Large-truck accidents accounted for nearly 4,000 fatalities in 2013—the fourth straight year that the number of truck-related deaths has risen, according to the National Transportation Safety Board. That’s a 17 percent increase based on numbers collected by the National Highway Traffic Safety Administration.
In a statement, the NTSB recommended that trucking companies explore more ways to manage driver fatigue and sleep disorders, afflictions that have been the source of several deadly accidents on the road. Sleep deprivation and mandated driving hours remain constant topics of discussion among safety experts and legislators, some of whom find themselves arguing opposite ends of the spectrum. The NTSB also unveiled its “Most Wanted List” of transportation improvements for 2015, including strengthening the safety of commercial trucking through increased industry oversight.

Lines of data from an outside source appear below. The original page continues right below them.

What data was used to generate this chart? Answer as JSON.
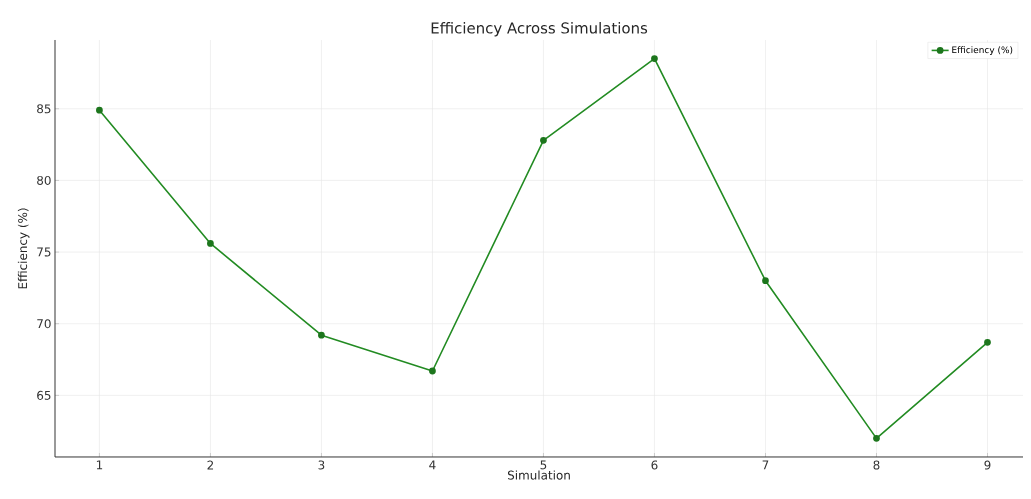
{
  "chart_data": {
    "type": "line",
    "title": "Efficiency Across Simulations",
    "xlabel": "Simulation",
    "ylabel": "Efficiency (%)",
    "x": [
      1,
      2,
      3,
      4,
      5,
      6,
      7,
      8,
      9
    ],
    "series": [
      {
        "name": "Efficiency (%)",
        "color": "#228b22",
        "values": [
          84.9,
          75.6,
          69.2,
          66.7,
          82.8,
          88.5,
          73.0,
          62.0,
          68.7
        ]
      }
    ],
    "xlim": [
      0.6,
      9.32
    ],
    "ylim": [
      60.7,
      89.8
    ],
    "xticks": [
      1,
      2,
      3,
      4,
      5,
      6,
      7,
      8,
      9
    ],
    "yticks": [
      65,
      70,
      75,
      80,
      85
    ],
    "grid": true,
    "legend": "top right",
    "marker": "circle",
    "line_style": "solid"
  }
}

The statistics come at a time when Congress voted to tamp down trucking regulations last year, part of an ongoing trend of legislation that effectively weakens driving limitations and mandated driving hours. An example of one such amendment, passing on a 21-9 vote by the Senate Appropriations Committee in early June, rescinded a provision that required drivers to take breaks between the hours of 1-5am. The vote passed despite widespread opposition by safety advocates, transportation experts and the White House, all of which expressed concern for those driving at high speeds in the wee hours of the morning.
Also from NTSB: Highway regulators have failed to act on more than 100 recommendations over the last year to improve truck safety, as trucking lobbyists aggressively seek to protect the working rights of operators and those who maintain clean driving records. It’s a proverbial game of cat and mouse in the eyes of many.
The Board says that safety should be the industry’s highest priority, though recent amendments and deregulations seemingly prove otherwise. When it comes down to it, trucking accidents are increasingly preventable, thanks to new technology such as vehicle sensors. At this stage, sensors are more of a suggestion than a requirement.
So why aren’t more laws being passed to prevent accidents from happening?
The cynical person might chalk it up to the nature of the system — high price of doing business in a fast-paced world. But others, like Steve Pociask, President of the American Consumer Institute, in an opinion piece for the Daily Caller, points out that revisiting transportation reform should be a higher priority for the 114th Congress, whether it be new laws and regulations or revisiting long-standing laws to determine what’s working and what isn’t. But assuming the issue gets swept under the rug, it’s safe to conclude that accidents will continue to happen.